Under Part 9 of the Immigration Rules, a criminal history can be a reason for either mandatory or discretionary refusal of an application under Appendix Statelessness (and most other parts of the Immigration Rules). An application must be refused or cancelled if the applicant has a custodial sentence over 12 months or is a persistent offender or has committed a criminal offence, or offences, which caused serious harm. There is discretion whether to refuse an application if there is a sentence of less than 12 months. 

Home Office guidance - Permission to stay as a stateless person says that caseworkers should still make a decision on whether the applicant meets the definition of a stateless person under Appendix Statelessness. This is because those refused under Part 9 who are stateless and not admissible to any state, cannot be removed. They may then be granted Discretionary Leave outside the Immigration Rules. Discretionary Leave is a 10-year route to settlement (unless a person is excluded from settlement) and must be renewed every 30 months. Home Office guidance on Discretionary Leave can be found here

If Discretionary Leave is granted then renewals should be made on form FLR (HRO) which covers claims not covered by any other form. There is a free text field on the form where you can explain your situation. 


Renewals for Discretionary Leave are fee paid applications. It is possible to apply for a fee waiver if you cannot afford the fee. You can find details for how to apply for a fee waiver here
 

It is also very important if a stateless person is accused of a crime, to seek legal advice from a adviser with expertise in statelessness issues about the consequences of pleading guilty to the charges and/or being convicted.

See the section on Deportation Orders.

See also the Section on Reasons for refusal.

Deportation Orders

If there is a Deportation Order in place then an application to revoke the order should be made at the same time as  the Appendix Statelessness application. The FLR (S) evidence should include the application to revoke the Deportation Order and the application to revoke the Deportation Order should include the evidence of statelessness. The two applications can be sent at the same time. 

Appendix Statelessness leave cannot be granted while there is a Deportation Order in place. The stateless decision will usually be made first and then a decision will be made on the Deportation Order before any leave is granted. This may be Appendix Statelessness leave or Discretionary Leave.

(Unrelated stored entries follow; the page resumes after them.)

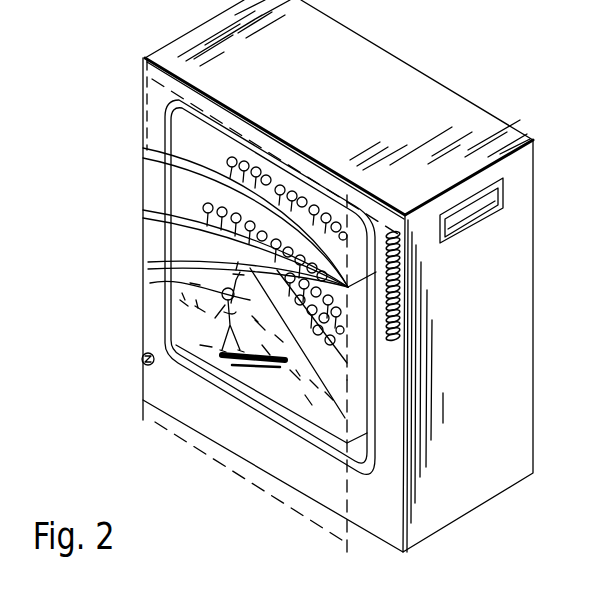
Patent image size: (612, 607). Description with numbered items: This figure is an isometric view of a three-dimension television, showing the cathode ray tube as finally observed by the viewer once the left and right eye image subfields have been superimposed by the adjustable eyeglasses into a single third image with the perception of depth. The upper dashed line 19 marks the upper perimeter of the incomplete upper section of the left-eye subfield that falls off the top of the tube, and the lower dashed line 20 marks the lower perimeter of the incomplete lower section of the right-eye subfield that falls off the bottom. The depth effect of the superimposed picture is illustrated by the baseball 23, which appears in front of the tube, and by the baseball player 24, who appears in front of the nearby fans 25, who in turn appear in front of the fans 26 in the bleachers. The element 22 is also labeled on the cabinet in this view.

The dashed line 19 is at (346, 193).
The dashed line 20 is at (345, 557).
The display window frame 22 is at (348, 287).
The baseball 23 is at (142, 352).
The baseball player 24 is at (215, 303).
The fans 25 is at (200, 224).
The fans in the bleachers 26 is at (198, 134).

It may be possible to have a Deportation Order revoked because the person is stateless and not admissible to any other country, or on some other grounds, which are not relevant to the Appendix Statelessness application, such as family life in the UK. The applicant should consult a qualified adviser to discuss whether this is possible.

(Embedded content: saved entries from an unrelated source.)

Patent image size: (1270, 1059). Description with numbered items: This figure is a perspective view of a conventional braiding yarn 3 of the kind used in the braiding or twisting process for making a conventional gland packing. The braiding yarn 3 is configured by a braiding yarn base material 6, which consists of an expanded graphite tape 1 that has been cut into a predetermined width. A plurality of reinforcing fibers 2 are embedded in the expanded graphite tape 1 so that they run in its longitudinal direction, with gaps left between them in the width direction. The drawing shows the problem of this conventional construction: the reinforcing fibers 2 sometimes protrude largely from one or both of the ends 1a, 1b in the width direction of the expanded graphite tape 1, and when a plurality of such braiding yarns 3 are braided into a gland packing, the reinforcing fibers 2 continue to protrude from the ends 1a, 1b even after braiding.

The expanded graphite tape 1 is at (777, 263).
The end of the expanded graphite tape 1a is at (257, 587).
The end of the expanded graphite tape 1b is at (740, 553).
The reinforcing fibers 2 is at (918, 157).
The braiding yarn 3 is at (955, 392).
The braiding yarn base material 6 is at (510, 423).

See the section on Reasons for refusal.

See the section on Criminal History. 

See Statelessness and Applications for Leave to Remain: A Best Practice Guide, C.11.

Other types of applications to stay in the UK

There may be other applications that a stateless person could make for permission to stay in the UK. Some possible applications are:

  • Long residence under Appendix Private Life. On the basis of long residence in the UK - either 10 years or more of lawful residence or 20 years of continuous (not necessarily lawful) residence.
  • Family life under Appendix FM. On either the 5 or 10-year route to settlement as the partner or parent of a British or settled person. Guidance on these routes can be found here. 

Sometimes a stateless person should make a claim for asylum (or a fresh claim for asylum), rather than a stateless application, if they fear persecution. Stateless people should ask their adviser if there are any other applications that they could make, and which would be the best option in their circumstances.